Another way to reduce the amount of fine tuning and human time required would be to implement some variant of machine learning. A training set of Earth LIDAR images could be made and used, scoring a detected line as a real or false detection. Constructing the training set would require a fair bit of work initially, but once it was constructed, the level of fine tuning required could potentially be decreased.

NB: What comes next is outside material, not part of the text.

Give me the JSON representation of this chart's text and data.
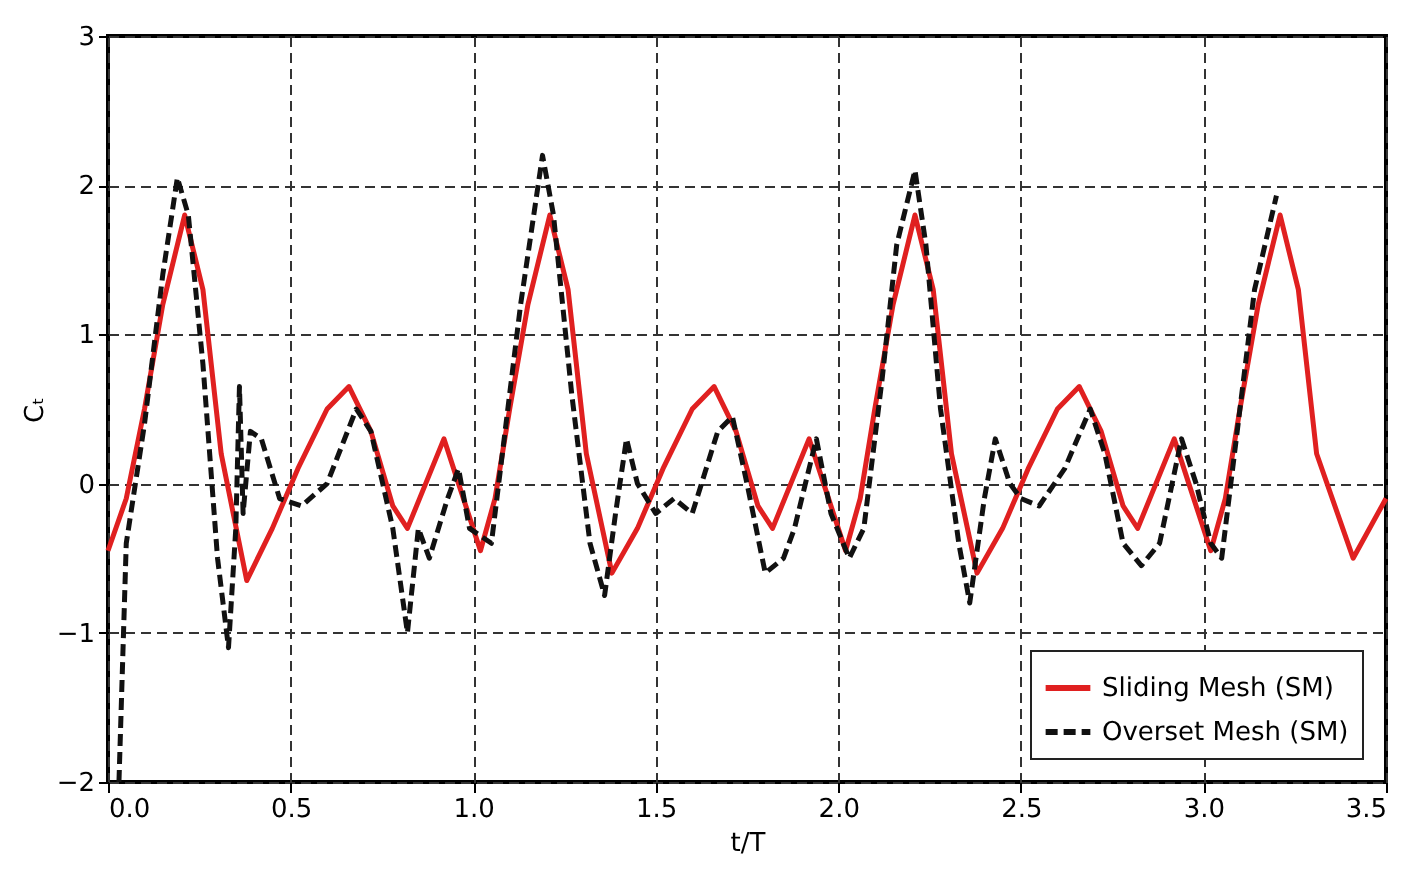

Another aspect of this process that currently takes too much time is the vetting of images. Since the detected lines were plotted over the original data, we had to visually inspect each image ourselves, identifying what laid under each line and its origin. Although not too bad for the subset of images tested herein, this is far too time-consuming and not ideal for full datasets. A possible solution to this would be creating some metric of image importance, so that only the most probable candidates would need be visually inspected. This metric could be somehow based on the performance of the algorithm on the training set or on the data with the line artificially added in, possibly including the percentage of lines correctly identified or the ratio of true positives to false positives. The metric could also take into account the distribution of lines, their lengths, the number of lines found, and the location of lines. If the lines are clustered in one area, this could be indicative of a building. If the lines are short, corresponding to a few kilometers at most, this could be indicative of roads instead of larger-scale geological features. If a large number of lines are found, this could mean that the image was just too noisy for real lines to be discovered. If the lines are only around the edges of the image itself, as they are in the HiRISE data, then these images would not be worthy of visual inspection.

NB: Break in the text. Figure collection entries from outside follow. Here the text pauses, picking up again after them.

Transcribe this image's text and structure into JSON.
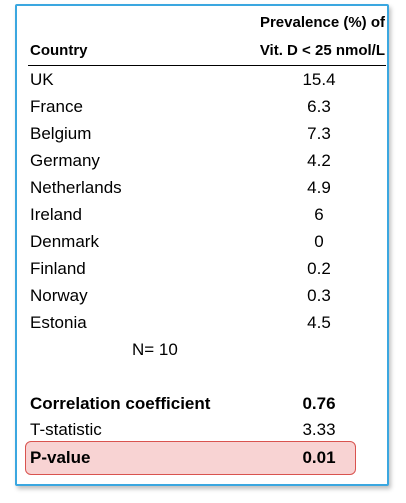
{
  "table": {
    "header": {
      "country_label": "Country",
      "prevalence_label_line1": "Prevalence (%) of",
      "prevalence_label_line2": "Vit. D < 25 nmol/L"
    },
    "rows": [
      {
        "country": "UK",
        "value": "15.4"
      },
      {
        "country": "France",
        "value": "6.3"
      },
      {
        "country": "Belgium",
        "value": "7.3"
      },
      {
        "country": "Germany",
        "value": "4.2"
      },
      {
        "country": "Netherlands",
        "value": "4.9"
      },
      {
        "country": "Ireland",
        "value": "6"
      },
      {
        "country": "Denmark",
        "value": "0"
      },
      {
        "country": "Finland",
        "value": "0.2"
      },
      {
        "country": "Norway",
        "value": "0.3"
      },
      {
        "country": "Estonia",
        "value": "4.5"
      }
    ],
    "n_label": "N= 10",
    "stats": {
      "correlation": {
        "label": "Correlation coefficient",
        "value": "0.76"
      },
      "t_statistic": {
        "label": "T-statistic",
        "value": "3.33"
      },
      "p_value": {
        "label": "P-value",
        "value": "0.01"
      }
    }
  },
  "colors": {
    "frame_border": "#3ba7e0",
    "highlight_fill": "#f8d3d3",
    "highlight_border": "#d9534f"
  }
}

We applied the above described algorithm algorithm to LIDAR and RADAR data since such images can penetrate foliage and sand on Earth and potentially regolith on other bodies. However, we have large amounts of high resolution data of Solar System bodies in the visible. Although these data are not able to see potentially buried structures, they do still warrant searching as they could unveil evidence of a current or past ET civilization.

Conclusions and Future work

The Search for Extraterrestrial Intelligence has just recently started to include artefact SETI, the search through (often archival) data for structures left by other lifeforms. These arefacts could exist for a variety of reasons, and might be visible to us with recent high resolution RADAR data. Artefact SETI alleviates the temporal issues of another civilization existing at the same time as us, as well as eliminating the possibly incorrect assumption made by traditional SETI-ists that ET want to communicate with us. The use of RADAR specifically allows us to see possible structures that have been there for years, even if they are slightly buried in regolith.

Using an combination of Canny Edge Detection and Hough Transforms, we motivate a search through HiRISE data of Mars, looking for lines in the data that might result from cities, buildings, roads, or other structures. We test our algorithms on a variety of data, starting with easy images of grids, moving on to LIDAR data on Earth, and finally finishing with a few HiRISE images. Many of these tests uncovered potential difficulties with the algorithm, particularly the inability to detect obvious lines. We discuss a few possible causes for this, as well as a few solutions that will reduce and possibly eliminate this issue.

Once the algorithm is detecting all lines in test images, or at least most of them, we will run it on all HiRISE data, after we acquire said data, of course. We also plan to run this on other RADAR data available for the Solar System, such as for Venus and the Moon, and possibly on other sets of high resolution data, even if they are in the visible. Although the visible will not display artefacts that have been covered with regolith, it should still be explored.